A subsecretária de fiscalização do Ministério da Fazenda, Andreia Costa Chaves, reforçou nesta terça-feira (12) a importância da cooperação entre órgãos públicos para desarticular o uso de fintechs pelo crime organizado. O tema foi debatido pela Comissão de Segurança Pública da Câmara dos Deputados.
"Cito a Operação Carbono Oculto como exemplo de sucesso dessa cooperação: os mandados de busca e apreensão dependem dos órgãos de persecução penal, mas a Receita foi extremamente importante pelo volume de informações e expertise em cruzar dados para fins tributários", explicou a subsecretária.
Demora nos alertas
Segundo o delegado-chefe da Polícia Civil do Distrito Federal, Paulo Pereira, a demora das instituições financeiras em enviar alertas dificulta as investigações. Ele cobrou mais agilidade nos avisos sobre movimentações suspeitas.
"É vital que as fintechs, legalizadas ou em processo de legalização, padronizem e enviem esses alertas ao Banco Central o mais rápido possível. Quando a polícia consegue as ordens judiciais necessárias, muitas vezes as contas já foram zeradas e as empresas desconstituídas", relatou o delegado.
‘Contas bolsão’ e regulação
Para o chefe de supervisão do Banco Central, Álvaro Freitas Júnior, o rápido crescimento do mercado de contas digitais acabou atraindo a atenção de criminosos em busca de brechas.
"Identificamos fragilidades, como o uso de 'contas bolsão' ou 'contas ônibus', em que instituições sem autorização movimentavam recursos, ocultando a verdadeira identidade dos donos por meio de contas em outras instituições", afirmou Freitas Júnior.
As "contas bolsão" reúnem recursos de vários clientes sob um único CNPJ da plataforma financeira. Com isso, o sistema bancário pode deixar de identificar quem realiza cada transação.
Para evitar que essa falta de rastreamento facilite a lavagem de dinheiro, o Banco Central agora exige autorização oficial e fiscaliza de perto o dia a dia de todas as fintechs que oferecem o Pix.
Omissão estatal x fake news
O avanço das facções sobre o sistema financeiro foi alvo de divergência entre deputados.
O deputado Osmar Terra (PL-RS) apontou omissão estatal. "O crime organizado já controla 25% do território nacional.
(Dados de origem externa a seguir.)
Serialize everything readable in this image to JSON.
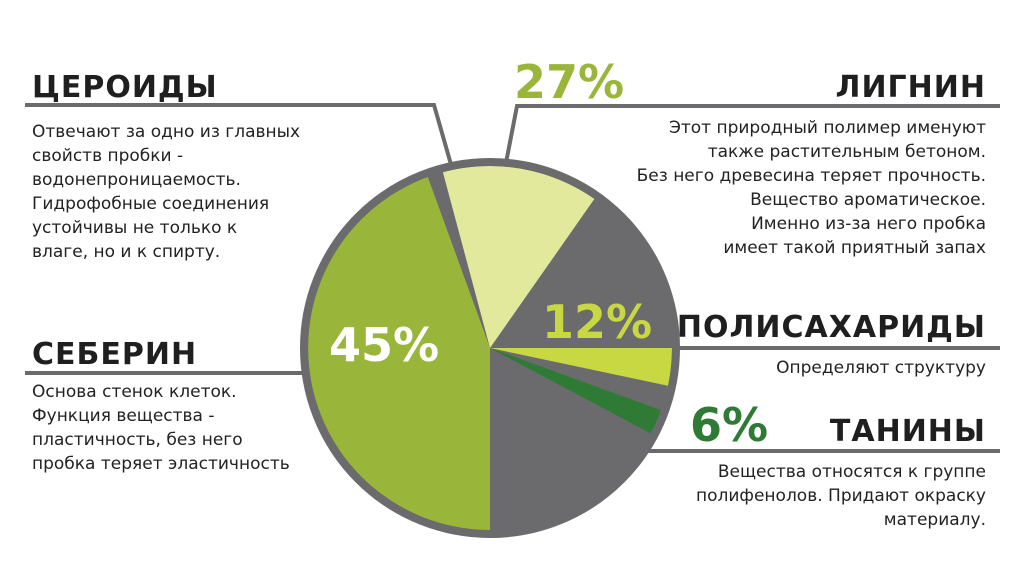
{
  "colors": {
    "green": "#9ab63a",
    "light_green": "#e3e99c",
    "yellow_green": "#c8d843",
    "dark_green": "#2f7a35",
    "gray": "#6b6b6d",
    "white_text": "#ffffff"
  },
  "blocks": {
    "ceroidy": {
      "title": "ЦЕРОИДЫ",
      "desc": "Отвечают за одно из главных\nсвойств пробки -\nводонепроницаемость.\nГидрофобные соединения\nустойчивы не только к\nвлаге, но и к спирту."
    },
    "seberin": {
      "title": "СЕБЕРИН",
      "desc": "Основа стенок клеток.\nФункция вещества -\nпластичность, без него\nпробка теряет эластичность"
    },
    "lignin": {
      "title": "ЛИГНИН",
      "desc": "Этот природный полимер именуют\nтакже растительным бетоном.\nБез него древесина теряет прочность.\nВещество ароматическое.\nИменно из-за него пробка\nимеет такой приятный запах"
    },
    "polisaharidy": {
      "title": "ПОЛИСАХАРИДЫ",
      "desc": "Определяют структуру"
    },
    "taniny": {
      "title": "ТАНИНЫ",
      "desc": "Вещества относятся к группе\nполифенолов. Придают окраску\nматериалу."
    }
  },
  "chart_data": {
    "type": "pie",
    "slices": [
      {
        "name": "СЕБЕРИН",
        "label": "45%",
        "value": 45,
        "color": "#9ab63a"
      },
      {
        "name": "ЦЕРОИДЫ",
        "label": "",
        "value": 10,
        "color": "#e3e99c"
      },
      {
        "name": "ЛИГНИН",
        "label": "27%",
        "value": 27,
        "color": "#6b6b6d"
      },
      {
        "name": "ПОЛИСАХАРИДЫ",
        "label": "12%",
        "value": 12,
        "color": "#c8d843"
      },
      {
        "name": "ТАНИНЫ",
        "label": "6%",
        "value": 6,
        "color": "#2f7a35"
      }
    ],
    "labels": {
      "seberin": "45%",
      "lignin": "27%",
      "polisaharidy": "12%",
      "taniny": "6%"
    }
  }
}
Esse crime organizado não pode continuar crescendo como um tumor, como um câncer, e, se cresce, é porque tem cumplicidade do Estado", criticou.
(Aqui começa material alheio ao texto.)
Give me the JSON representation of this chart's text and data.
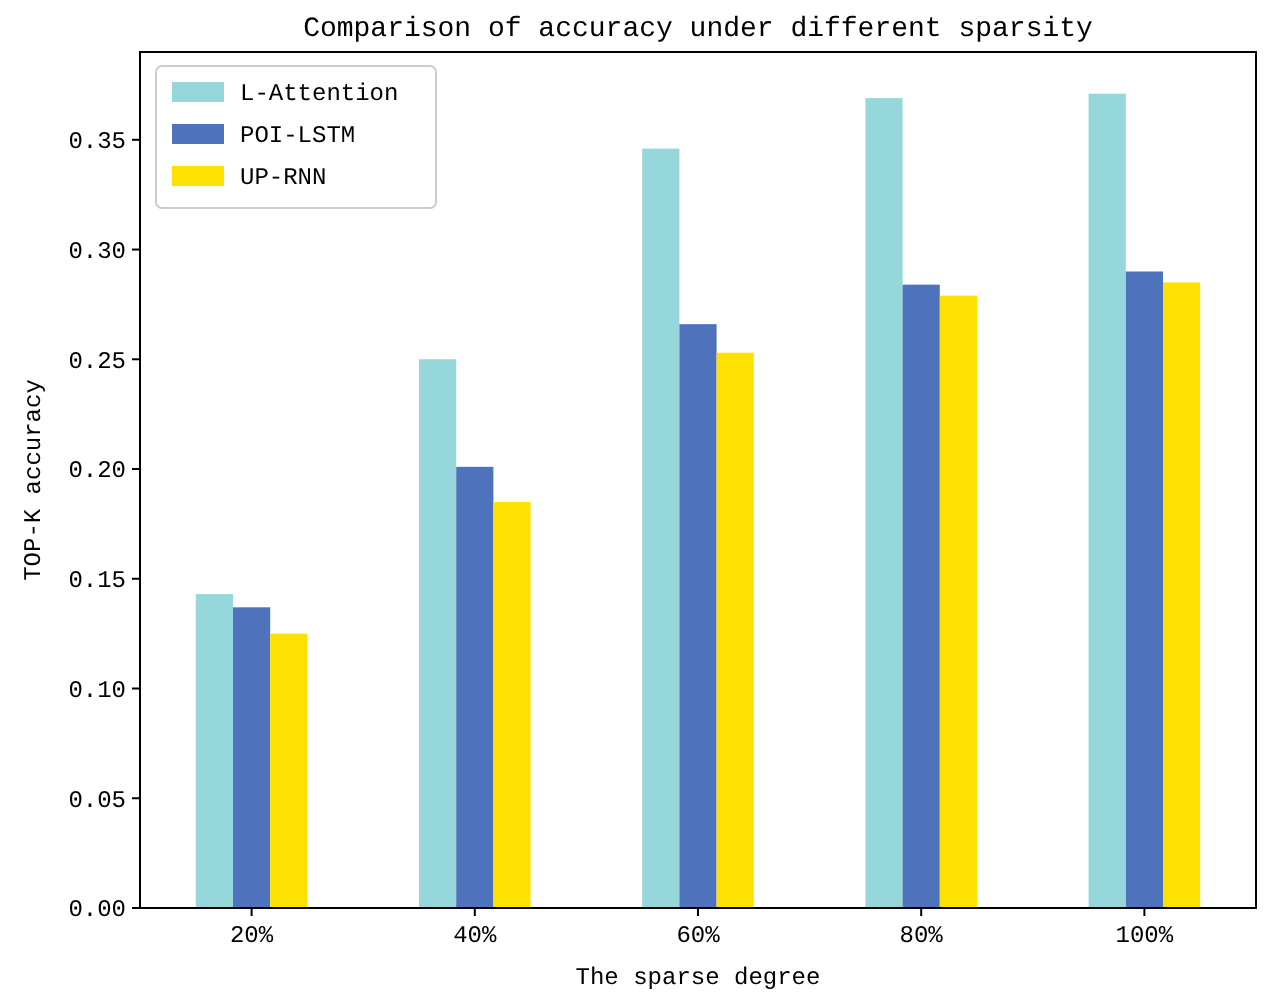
{
  "chart_data": {
    "type": "bar",
    "title": "Comparison of accuracy under different sparsity",
    "xlabel": "The sparse degree",
    "ylabel": "TOP-K accuracy",
    "categories": [
      "20%",
      "40%",
      "60%",
      "80%",
      "100%"
    ],
    "series": [
      {
        "name": "L-Attention",
        "color": "#96d7dc",
        "values": [
          0.143,
          0.25,
          0.346,
          0.369,
          0.371
        ]
      },
      {
        "name": "POI-LSTM",
        "color": "#4f72bd",
        "values": [
          0.137,
          0.201,
          0.266,
          0.284,
          0.29
        ]
      },
      {
        "name": "UP-RNN",
        "color": "#ffe100",
        "values": [
          0.125,
          0.185,
          0.253,
          0.279,
          0.285
        ]
      }
    ],
    "ylim": [
      0,
      0.39
    ],
    "yticks": [
      {
        "value": 0,
        "label": "0.00"
      },
      {
        "value": 0.05,
        "label": "0.05"
      },
      {
        "value": 0.1,
        "label": "0.10"
      },
      {
        "value": 0.15,
        "label": "0.15"
      },
      {
        "value": 0.2,
        "label": "0.20"
      },
      {
        "value": 0.25,
        "label": "0.25"
      },
      {
        "value": 0.3,
        "label": "0.30"
      },
      {
        "value": 0.35,
        "label": "0.35"
      }
    ],
    "legend": "top left",
    "grid": false
  }
}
Já o deputado Pedro Campos (PSB-PE) lembrou que alas do próprio Congresso dificultaram a aprovação de regras mais rígidas para as fintechs, espalhando boatos sobre uma "taxação do Pix". "A fiscalização, que era exatamente para coibir esses crimes cometidos por organizações criminosas, acabou caindo por conta de mentiras e da politização de um assunto seríssimo", rebateu.